2. solve(r1, c1, r2, c2): This is our recursive function representing the DP state.
   • Invalid Path Base Cases:
     • if r1 >= n or c1 >= n or r2 >= n or c2 >= n: If either robot moves out of the grid boundaries, this path is invalid, and we return float('-inf') to ensure it’s not chosen.
     • if mat[r1][c1] == -1 or mat[r2][c2] == -1: If either robot lands on a blocked cell, the path is invalid, also returning float('-inf').
   • Destination Base Cases:
     • if r1 == n - 1 and c1 == n - 1: return mat[r1][c1]
     • if r2 == n - 1 and c2 == n - 1: return mat[r2][c2]
       These lines handle the scenario where one of the robots reaches the destination (n-1, n-1).
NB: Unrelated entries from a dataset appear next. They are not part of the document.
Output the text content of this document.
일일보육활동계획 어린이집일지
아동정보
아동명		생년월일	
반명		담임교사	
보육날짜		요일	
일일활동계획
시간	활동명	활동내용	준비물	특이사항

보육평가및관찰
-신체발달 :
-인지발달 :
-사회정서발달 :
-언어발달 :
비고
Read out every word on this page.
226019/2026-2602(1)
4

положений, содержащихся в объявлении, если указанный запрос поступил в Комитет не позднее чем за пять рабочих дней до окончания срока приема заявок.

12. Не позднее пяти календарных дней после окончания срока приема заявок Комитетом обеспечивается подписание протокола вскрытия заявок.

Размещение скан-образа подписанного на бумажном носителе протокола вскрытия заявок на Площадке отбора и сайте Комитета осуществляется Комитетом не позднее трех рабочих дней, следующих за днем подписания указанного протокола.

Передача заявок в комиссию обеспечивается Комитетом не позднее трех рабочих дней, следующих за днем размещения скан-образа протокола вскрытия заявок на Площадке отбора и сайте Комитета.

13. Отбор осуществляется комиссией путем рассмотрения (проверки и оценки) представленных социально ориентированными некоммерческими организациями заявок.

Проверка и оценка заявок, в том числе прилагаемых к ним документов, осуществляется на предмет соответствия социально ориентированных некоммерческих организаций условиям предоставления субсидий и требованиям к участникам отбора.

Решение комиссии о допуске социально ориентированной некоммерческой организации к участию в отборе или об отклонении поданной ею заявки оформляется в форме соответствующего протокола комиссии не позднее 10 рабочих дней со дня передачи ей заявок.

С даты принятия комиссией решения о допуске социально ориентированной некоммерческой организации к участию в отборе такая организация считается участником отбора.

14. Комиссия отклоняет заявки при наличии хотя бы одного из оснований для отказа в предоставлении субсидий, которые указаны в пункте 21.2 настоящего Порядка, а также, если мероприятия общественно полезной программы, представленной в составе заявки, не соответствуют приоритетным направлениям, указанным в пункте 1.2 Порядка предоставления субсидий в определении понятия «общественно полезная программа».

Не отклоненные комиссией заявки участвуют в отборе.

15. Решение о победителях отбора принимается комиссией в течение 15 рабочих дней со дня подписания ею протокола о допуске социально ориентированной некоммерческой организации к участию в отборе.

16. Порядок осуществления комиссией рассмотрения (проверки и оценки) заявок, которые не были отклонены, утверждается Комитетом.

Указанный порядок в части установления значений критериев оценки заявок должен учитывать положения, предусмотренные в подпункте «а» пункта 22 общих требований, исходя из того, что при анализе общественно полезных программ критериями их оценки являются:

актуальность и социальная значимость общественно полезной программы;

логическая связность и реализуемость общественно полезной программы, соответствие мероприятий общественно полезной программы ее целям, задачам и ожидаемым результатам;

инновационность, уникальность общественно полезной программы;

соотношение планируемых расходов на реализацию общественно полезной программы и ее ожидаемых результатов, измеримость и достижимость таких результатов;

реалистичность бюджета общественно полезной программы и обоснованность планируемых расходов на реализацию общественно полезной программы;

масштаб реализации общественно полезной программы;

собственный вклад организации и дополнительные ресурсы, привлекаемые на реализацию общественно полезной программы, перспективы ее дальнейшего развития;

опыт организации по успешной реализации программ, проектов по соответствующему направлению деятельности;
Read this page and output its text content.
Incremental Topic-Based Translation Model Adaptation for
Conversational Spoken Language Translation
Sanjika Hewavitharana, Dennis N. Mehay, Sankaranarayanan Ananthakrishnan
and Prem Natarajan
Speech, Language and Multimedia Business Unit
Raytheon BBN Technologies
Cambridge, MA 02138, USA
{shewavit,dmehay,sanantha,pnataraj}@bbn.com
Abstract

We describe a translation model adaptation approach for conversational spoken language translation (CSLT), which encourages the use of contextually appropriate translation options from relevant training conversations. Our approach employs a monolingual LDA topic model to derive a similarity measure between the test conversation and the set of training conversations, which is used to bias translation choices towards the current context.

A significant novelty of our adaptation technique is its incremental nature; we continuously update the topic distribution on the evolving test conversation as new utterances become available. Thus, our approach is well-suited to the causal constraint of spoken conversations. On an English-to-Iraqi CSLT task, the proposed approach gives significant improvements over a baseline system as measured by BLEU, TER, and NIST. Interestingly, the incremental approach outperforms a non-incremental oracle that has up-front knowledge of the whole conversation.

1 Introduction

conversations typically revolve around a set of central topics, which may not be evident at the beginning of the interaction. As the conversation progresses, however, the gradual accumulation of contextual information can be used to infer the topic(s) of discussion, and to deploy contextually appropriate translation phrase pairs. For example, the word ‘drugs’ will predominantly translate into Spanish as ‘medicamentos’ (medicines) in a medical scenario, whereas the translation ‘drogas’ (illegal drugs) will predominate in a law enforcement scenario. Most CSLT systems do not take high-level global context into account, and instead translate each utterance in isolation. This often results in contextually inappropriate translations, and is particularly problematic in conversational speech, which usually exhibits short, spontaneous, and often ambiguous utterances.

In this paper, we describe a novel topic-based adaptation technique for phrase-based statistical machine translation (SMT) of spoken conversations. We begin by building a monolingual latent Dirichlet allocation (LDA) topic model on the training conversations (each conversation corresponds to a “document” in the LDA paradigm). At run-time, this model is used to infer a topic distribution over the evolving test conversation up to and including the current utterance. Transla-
At this point, it collects its chocolate, and its future contribution from that point for further moves is implicitly handled as moves beyond (n-1, n-1) would lead to out-of-bounds.
   • Chocolate Collection Logic:
     • if r1 == r2 and c1 == c2: If both robots are at the same cell, chocolates are counted only once (mat[r1][c1]).
     • else: If they are at different cells, chocolates from both cells are added (mat[r1][c1] + mat[r2][c2]).
   • Recursive Step: max_next_chocolates = max(...) explores all four possible combinations of moves for the two robots. Each robot can move one step down (r+1) or one step right (c+1). The function then recursively calls solve for each of these next states to find the maximum possible chocolates from that point onwards.
   • The total chocolates for the current state are current_chocolates + max_next_chocolates.
3. Initial Call and Result: ans = solve(0, 0, 0, 0) starts the process with both robots at the top-left corner. Finally, return max(0, ans) ensures that if no valid path exists (meaning ans would be float('-inf')), the function correctly returns 0 as per the problem statement.

Conclusion

The “Chocolate Pickup” problem is a fantastic illustration of how dynamic programming can be used to solve complex pathfinding problems involving multiple agents or round trips. By transforming the problem into two concurrent forward journeys and meticulously defining the DP state and transitions, we can efficiently compute the maximum possible chocolate collection. This approach, combined with memoization, prevents redundant computations and provides an optimal solution. Keep practicing these challenging problems to elevate your algorithmic thinking!